Задерживаться, теряя инициативу, что бы она ни означала, все же не стоило. Так что вылетели мы на дежурном дворцовом корабле… затем, чтобы бессмысленно зависнуть в пустоте посреди обломков, наблюдая, как сторожевые суда курсируют вокруг закрытой области трагедии, а тральщики вылавливают в этой пустоте хоть что-то. Пустота не может вращаться.

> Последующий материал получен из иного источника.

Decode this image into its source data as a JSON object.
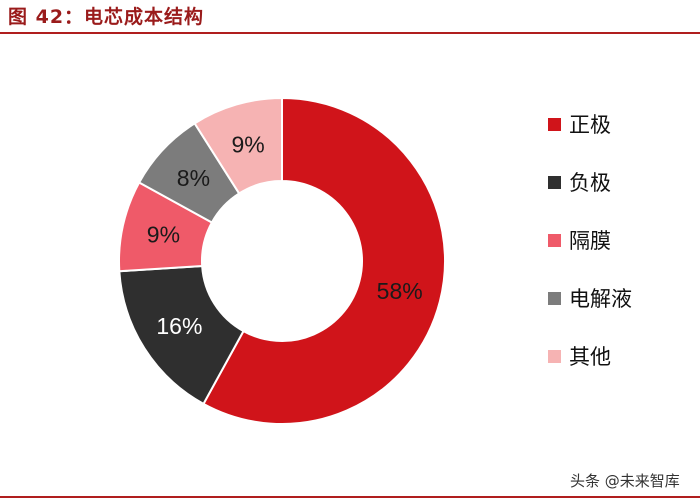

Но она вращалась, под гул турбин, вращалась до тошноты, медленно, быстро, плавно, рывками… бесконечно, пока не рассеется вселенная, и так представляющая собой совершенно бессмысленный набор случайных частиц.

— Почему вы хотели сразу же вылететь на «Горгулье»? — негромко спросил Доннер, когда мы стояли у большого иллюминатора, напоминавшего маленькую дверцу огромной стиральной машины. Наверное, просто чтобы меня отвлечь.

— Мм?.. — мысли лились не лучше, чем густой кисель.

— Это что-то значило? Что-то важное?

Его слова настойчиво привлекали внимание, как маячок.

— Наверное… понятия не имею, как это будет выглядеть, если теперь вдруг обнаружится, что они все это время были здесь. Или не были, а почему-то вернулись, и теперь такое… — Чем дальше, тем больше я понимал, что просто не мог этого сделать, это выглядело бы по меньшей мере странно.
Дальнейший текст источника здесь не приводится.